Юрка скривил очередную гримасу и опять выкрикнул:

– Почему мы должны убирать чужую капусту?

– Физический труд – элемент воспитания. Колхоз за нашу помощь обещал школе выделить продукты для столовой. И каждый сможет взять домой капусту. Взаимопомощь всегда помогала добиться многого, даже в сложные периоды. Вместе, а не раздельно проще решать вопросы развития. Это же, кстати, касается и сохранения Советского Союза.

Юркина физиономия изобразила такую гримасу, как будто он зашел в наш овощной павильон и нюхнул там гнилой картошки.

– Никифоров, – не выдержала Люська, – вот с такой рожей и останешься на всю жизнь!

Кефир огрызнулся в ответ.

Я не очень хотел отправляться в колхоз, но, похоже, понимал, о чем вел разговор историк. А еще меня грела мысль о том, что в поездке мы, возможно, со Светой окажемся рядом, в одном автобусе. Или на соседних делянках.
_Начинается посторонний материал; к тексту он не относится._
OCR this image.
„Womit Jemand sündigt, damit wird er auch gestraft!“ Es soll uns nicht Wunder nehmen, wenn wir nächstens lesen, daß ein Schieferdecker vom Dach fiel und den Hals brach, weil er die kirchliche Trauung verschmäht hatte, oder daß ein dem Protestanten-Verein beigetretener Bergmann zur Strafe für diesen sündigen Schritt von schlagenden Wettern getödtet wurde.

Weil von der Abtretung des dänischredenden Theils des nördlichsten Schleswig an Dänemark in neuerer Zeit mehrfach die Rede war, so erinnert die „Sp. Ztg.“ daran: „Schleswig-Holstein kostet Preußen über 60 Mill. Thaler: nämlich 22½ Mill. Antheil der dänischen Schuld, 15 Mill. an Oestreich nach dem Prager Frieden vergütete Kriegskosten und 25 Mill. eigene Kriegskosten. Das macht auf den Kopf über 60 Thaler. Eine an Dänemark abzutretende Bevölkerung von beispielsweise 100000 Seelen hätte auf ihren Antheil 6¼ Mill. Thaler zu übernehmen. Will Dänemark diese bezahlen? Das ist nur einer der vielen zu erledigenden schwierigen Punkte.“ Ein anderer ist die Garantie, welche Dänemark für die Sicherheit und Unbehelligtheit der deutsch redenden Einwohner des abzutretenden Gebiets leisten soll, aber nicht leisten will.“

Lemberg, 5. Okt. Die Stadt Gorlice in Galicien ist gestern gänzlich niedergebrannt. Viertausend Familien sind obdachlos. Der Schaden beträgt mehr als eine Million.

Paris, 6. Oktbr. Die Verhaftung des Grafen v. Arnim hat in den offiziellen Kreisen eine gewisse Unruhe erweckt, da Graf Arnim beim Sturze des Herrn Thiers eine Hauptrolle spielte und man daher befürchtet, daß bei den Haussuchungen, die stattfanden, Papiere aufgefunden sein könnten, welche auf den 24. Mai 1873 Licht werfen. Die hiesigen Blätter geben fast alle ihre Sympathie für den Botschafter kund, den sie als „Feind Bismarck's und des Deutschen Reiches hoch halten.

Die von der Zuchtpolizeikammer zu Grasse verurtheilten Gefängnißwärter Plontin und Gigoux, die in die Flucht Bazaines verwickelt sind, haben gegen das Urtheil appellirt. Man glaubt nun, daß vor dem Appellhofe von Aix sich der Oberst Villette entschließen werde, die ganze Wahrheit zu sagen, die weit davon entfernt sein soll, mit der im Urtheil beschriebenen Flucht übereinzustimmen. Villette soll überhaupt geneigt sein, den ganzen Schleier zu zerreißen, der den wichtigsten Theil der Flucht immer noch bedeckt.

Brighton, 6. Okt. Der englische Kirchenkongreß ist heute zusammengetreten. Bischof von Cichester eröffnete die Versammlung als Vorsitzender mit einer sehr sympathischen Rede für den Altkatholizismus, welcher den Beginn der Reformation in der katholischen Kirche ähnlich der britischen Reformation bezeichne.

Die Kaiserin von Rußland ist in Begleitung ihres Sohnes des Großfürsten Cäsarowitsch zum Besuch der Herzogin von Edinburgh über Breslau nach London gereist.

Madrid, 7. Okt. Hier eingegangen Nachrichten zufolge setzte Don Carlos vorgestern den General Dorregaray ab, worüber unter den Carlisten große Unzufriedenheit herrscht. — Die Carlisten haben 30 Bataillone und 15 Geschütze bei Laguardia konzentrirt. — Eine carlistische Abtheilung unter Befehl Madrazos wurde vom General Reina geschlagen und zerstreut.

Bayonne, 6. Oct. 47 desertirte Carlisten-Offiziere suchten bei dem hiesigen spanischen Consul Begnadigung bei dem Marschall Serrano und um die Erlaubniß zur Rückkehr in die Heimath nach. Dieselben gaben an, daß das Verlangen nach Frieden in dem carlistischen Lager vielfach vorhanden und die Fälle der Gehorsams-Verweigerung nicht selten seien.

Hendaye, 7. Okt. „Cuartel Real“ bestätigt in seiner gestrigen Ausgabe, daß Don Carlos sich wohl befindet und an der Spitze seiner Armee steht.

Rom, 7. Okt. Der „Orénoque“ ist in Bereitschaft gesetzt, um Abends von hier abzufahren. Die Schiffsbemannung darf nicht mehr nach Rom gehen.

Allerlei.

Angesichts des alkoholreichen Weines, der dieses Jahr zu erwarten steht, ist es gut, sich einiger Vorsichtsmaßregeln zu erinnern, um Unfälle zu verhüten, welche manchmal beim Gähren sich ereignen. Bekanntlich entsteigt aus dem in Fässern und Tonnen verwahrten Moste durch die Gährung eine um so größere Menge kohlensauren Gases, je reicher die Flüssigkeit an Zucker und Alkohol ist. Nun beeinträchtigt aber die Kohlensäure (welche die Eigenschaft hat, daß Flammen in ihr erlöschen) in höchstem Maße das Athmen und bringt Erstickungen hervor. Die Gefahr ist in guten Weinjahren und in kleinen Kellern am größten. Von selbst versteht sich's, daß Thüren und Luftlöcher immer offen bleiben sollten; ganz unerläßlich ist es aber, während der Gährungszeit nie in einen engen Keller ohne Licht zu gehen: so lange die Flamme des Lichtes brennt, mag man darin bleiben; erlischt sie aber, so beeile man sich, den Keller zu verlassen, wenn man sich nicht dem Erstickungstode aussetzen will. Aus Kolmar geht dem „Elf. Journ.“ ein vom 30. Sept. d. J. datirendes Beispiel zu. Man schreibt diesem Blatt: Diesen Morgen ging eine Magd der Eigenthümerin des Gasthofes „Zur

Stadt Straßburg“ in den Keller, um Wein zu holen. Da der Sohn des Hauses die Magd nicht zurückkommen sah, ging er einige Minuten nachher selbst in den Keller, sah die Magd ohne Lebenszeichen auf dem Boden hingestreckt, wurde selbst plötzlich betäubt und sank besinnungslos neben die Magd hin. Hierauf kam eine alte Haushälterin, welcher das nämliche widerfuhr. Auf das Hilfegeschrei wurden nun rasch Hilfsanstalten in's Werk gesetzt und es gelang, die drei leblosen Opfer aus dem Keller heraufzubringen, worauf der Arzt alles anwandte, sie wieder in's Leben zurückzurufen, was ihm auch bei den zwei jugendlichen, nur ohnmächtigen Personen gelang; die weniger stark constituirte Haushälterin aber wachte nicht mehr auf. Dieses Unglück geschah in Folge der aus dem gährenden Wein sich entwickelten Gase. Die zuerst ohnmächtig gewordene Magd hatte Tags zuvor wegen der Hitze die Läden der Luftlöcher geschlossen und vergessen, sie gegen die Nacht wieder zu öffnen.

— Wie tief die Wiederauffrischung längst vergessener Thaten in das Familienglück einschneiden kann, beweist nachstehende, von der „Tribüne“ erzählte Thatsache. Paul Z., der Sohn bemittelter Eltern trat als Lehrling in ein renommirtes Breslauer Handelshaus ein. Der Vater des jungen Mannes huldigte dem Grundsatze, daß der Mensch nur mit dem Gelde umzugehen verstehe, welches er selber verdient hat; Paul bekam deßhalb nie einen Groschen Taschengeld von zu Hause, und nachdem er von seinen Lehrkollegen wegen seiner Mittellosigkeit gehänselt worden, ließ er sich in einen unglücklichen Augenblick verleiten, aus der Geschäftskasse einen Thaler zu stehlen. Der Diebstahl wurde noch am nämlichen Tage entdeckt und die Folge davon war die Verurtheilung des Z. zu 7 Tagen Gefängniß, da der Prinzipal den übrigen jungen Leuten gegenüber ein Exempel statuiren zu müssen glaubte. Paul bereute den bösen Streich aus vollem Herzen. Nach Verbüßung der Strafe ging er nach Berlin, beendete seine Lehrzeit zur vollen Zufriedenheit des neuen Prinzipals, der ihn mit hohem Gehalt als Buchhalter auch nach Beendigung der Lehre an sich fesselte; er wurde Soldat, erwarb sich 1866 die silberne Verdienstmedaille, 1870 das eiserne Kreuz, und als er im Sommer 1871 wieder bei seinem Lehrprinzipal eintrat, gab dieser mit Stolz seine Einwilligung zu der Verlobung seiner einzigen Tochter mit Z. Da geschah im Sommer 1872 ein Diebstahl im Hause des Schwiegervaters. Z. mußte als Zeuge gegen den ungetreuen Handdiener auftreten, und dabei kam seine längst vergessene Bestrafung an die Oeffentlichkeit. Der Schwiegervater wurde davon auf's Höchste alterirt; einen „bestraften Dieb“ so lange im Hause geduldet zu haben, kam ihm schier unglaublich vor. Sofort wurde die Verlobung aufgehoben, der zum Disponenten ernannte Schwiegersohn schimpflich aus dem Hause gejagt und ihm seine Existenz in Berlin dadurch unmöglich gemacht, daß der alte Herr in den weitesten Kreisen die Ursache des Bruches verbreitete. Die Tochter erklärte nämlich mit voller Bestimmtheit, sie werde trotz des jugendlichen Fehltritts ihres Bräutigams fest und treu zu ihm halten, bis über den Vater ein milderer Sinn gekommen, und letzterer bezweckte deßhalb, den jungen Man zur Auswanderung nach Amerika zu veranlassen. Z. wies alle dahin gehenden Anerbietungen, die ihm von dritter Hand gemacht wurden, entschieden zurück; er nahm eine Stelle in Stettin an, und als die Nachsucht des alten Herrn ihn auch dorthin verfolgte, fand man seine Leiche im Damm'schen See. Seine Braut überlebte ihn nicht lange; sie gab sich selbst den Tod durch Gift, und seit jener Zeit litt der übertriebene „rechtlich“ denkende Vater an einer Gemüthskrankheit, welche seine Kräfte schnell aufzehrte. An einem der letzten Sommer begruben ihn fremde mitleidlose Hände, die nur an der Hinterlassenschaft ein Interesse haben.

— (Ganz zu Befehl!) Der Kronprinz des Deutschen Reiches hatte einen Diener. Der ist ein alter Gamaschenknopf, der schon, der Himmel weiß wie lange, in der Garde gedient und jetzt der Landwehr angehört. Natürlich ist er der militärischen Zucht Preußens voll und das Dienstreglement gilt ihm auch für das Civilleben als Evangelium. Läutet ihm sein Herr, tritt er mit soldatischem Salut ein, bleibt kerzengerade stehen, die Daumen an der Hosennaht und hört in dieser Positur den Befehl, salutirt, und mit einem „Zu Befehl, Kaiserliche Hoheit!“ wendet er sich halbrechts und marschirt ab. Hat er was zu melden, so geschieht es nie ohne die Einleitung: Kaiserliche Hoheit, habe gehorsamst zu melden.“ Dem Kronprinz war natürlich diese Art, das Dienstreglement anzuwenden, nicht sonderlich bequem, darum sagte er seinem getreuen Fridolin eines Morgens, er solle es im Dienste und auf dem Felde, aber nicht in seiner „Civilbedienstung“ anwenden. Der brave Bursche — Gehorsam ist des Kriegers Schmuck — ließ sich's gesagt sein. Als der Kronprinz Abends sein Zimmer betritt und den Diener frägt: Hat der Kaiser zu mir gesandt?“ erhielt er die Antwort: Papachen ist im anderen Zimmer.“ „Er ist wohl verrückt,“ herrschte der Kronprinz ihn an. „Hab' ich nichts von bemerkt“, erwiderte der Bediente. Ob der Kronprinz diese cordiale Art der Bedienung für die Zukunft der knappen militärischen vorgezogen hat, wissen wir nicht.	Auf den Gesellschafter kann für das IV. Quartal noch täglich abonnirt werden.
Мы еще немного пообсуждали будущую поездку, а потом решили пойти в центр города – погулять. Когда я вышел, в школьном дворе уже образовались группки по интересам. Люська стояла со Светой и о чем-то разговаривала. С ними были Ярик и еще пара ребят из пионерского актива. И я присоединился к ним с ощущением, что мне совершенно неважно, куда мы пойдем. Со Светой я готов был ехать с большой радостью даже в колхоз убирать капусту.


Пчелиный подарок

Короткий путь в центр вел через железную дорогу по знакомой тропинке из замасленных шпал. Мы тут частенько бродили, а еще расплющивали монеты под колесами тепловозов. Положишь пятачок на рельсу, а как проедет состав – получишь желтую и еще теплую металлическую пластинку. На железке работали родители многих ребят из нашей школы и эксперименты с монетами не приветствовали – опасно это.